Saya berada di sini mewakili anak-anak yang kelaparan di seluruh dunia yang tangisannya tidak lagi terdengar.
Saya berada di sini untuk berbicara bagi binatang-binatang yang sekarat yang tidak terhitung jumlahnya di seluruh planet ini karena kehilangan habitatnya. Kami tidak boleh tidak didengar.
Saya merasa takut untuk berada di bawah sinar matahari karena berlubangnya lapisan OZON. Saya merasa takut untuk bernafas karena saya tidak tahu ada bahan kimia apa yang dibawa oleh udara.
Saya sering memancing di Vancouver bersama ayah saya hingga beberapa tahun yang lalu kami menemukan bahwa ikan-ikannya penuh dengan kanker. Dan sekarang kami mendengar bahwa binatang-binatang dan tumbuhan satu persatu mengalami kepunahan tiap harinya - hilang selamanya.
Dalam hidup saya, saya memiliki mimpi untuk melihat kumpulan besar binatang-binatang liar, hutan rimba dan hutan tropis yang penuh dengan burung dan kupu-kupu. Tetapi sekarang saya tidak tahu apakah hal-hal tersebut bahkan masih ada untuk dilihat oleh anak saya nantinya.
Apakah anda sekalian harus khawatir terhadap masalah-masalah kecil ini ketika anda sekalian masih berusia sama serperti saya sekarang?
Semua ini terjadi di hadapan kita dan walaupun begitu kita masih tetap bersikap bagaikan kita masih memiliki banyak waktu dan semua pemecahannya. Saya hanyalah seorang anak kecil dan saya tidak memiliki semua pemecahannya. Tetapi saya ingin anda sekalian menyadari bahwa anda sekalian juga sama seperti saya!

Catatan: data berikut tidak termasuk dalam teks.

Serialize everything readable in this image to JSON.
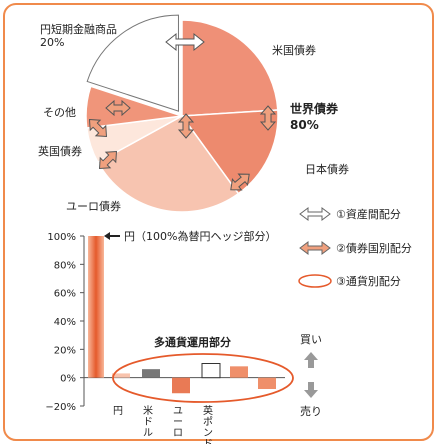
{
  "chart_data": [
    {
      "type": "pie",
      "slices": [
        {
          "label": "円短期金融商品\n20%",
          "value": 20,
          "color": "#ffffff"
        },
        {
          "label": "米国債券",
          "value": 24,
          "color": "#ef9077"
        },
        {
          "label": "日本債券",
          "value": 16,
          "color": "#ed8a6e"
        },
        {
          "label": "ユーロ債券",
          "value": 27,
          "color": "#f7c4b0"
        },
        {
          "label": "英国債券",
          "value": 6,
          "color": "#fde7dc"
        },
        {
          "label": "その他",
          "value": 7,
          "color": "#f0957a"
        }
      ],
      "group_label": "世界債券\n80%"
    },
    {
      "type": "bar",
      "ylabel_ticks": [
        "100%",
        "80%",
        "60%",
        "40%",
        "20%",
        "0%",
        "−20%"
      ],
      "ylim": [
        -20,
        100
      ],
      "categories": [
        "円",
        "米ドル",
        "ユーロ",
        "英ポンド",
        "",
        ""
      ],
      "values": [
        3,
        6,
        -11,
        10,
        8,
        -8
      ],
      "main_bar": {
        "value": 100
      },
      "annotation": "円（100%為替円ヘッジ部分）",
      "group_label": "多通貨運用部分",
      "buy_label": "買い",
      "sell_label": "売り"
    }
  ],
  "legend": [
    {
      "label": "①資産間配分"
    },
    {
      "label": "②債券国別配分"
    },
    {
      "label": "③通貨別配分"
    }
  ],
  "colors": {
    "frame": "#f08a4b",
    "accent": "#e55a2b",
    "axis": "#555555",
    "arrow_gray": "#888888"
  }
}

Anda tidak tahu bagaimana caranya memperbaiki lubang pada lapisan ozon kita. Anda tidak tahu bagaimana cara mengembalikan ikan-ikan salmon ke sungai asalnya. Anda tidak tahu bagaimana caranya mengembalikan binatang-binatang yang telah punah.
Dan anda tidak dapat mengembalikan hutan-hutan seperti sediakala di tempatnya, yang sekarang hanya berupa padang pasir. Jika anda tidak tahu bagaima cara memperbaikinya. TOLONG BERHENTI MERUSAKNYA!
Di sini anda adalah delegasi negara-negara anda. Pengusaha, anggota perhimpunan, wartawan atau politisi - tetapi sebenarnya anda adalah ayah dan ibu, saudara laki-laki dan saudara perempuan, paman dan bibi dan anda semua adalah anak dari seseorang.
Saya hanyalah seorang anak kecil, namun saya tahu bahwa kita semua adalah bagian dari sebuah keluarga besar, yang beranggotakan lebih dari 5 milyar, terdiri dari 30 juta rumpun dan kita semua berbagi udara, air dan tanah di planet yang sama - perbatasan dan pemerintahan tidak akan mengubah hal tersebut.
Saya hanyalah seorang anak kecil namun begitu saya tahu bahwa kita semua menghadapi permasalahan yang sama dan kita seharusnya bersatu untuk tujuan yang sama.
Walaupun marah, namun saya tidak buta, dan walaupun takut, saya tidak ragu untuk memberitahukan dunia apa yang saya rasakan.
Di negara saya, kami sangat banyak melakukan penyia-nyiaan. Kami membeli sesuatu dan kemudian membuangnya, beli dan kemudian buang.
Walaupun begitu tetap saja negara-negara di Utara tidak akan berbagi dengan mereka yang memerlukan. Bahkan ketika kita memiliki lebih dari cukup, kita merasa takut untuk kehilangan sebagian kekayaan kita, kita takut untuk berbagi.
Di Kanada kami memiliki kehidupan yang nyaman, dengan sandang, pangan dan papan yang berkecukupan - kami memiliki jam tangan, sepeda, komputer dan perlengkapan televisi.
Dua hari yang lalu di Brazil sini, kami terkejut ketika kami menghabiskan waktu dengan anak-anak yang hidup di jalanan. Dan salah satu anak tersebut memberitahukan kepada kami: ” Aku berharap aku kaya, dan jika aku kaya, aku akan memberikan anak-anak jalanan makanan, pakaian dan obat-obatan, tempat tinggal, cinta dan kasih sayang ” .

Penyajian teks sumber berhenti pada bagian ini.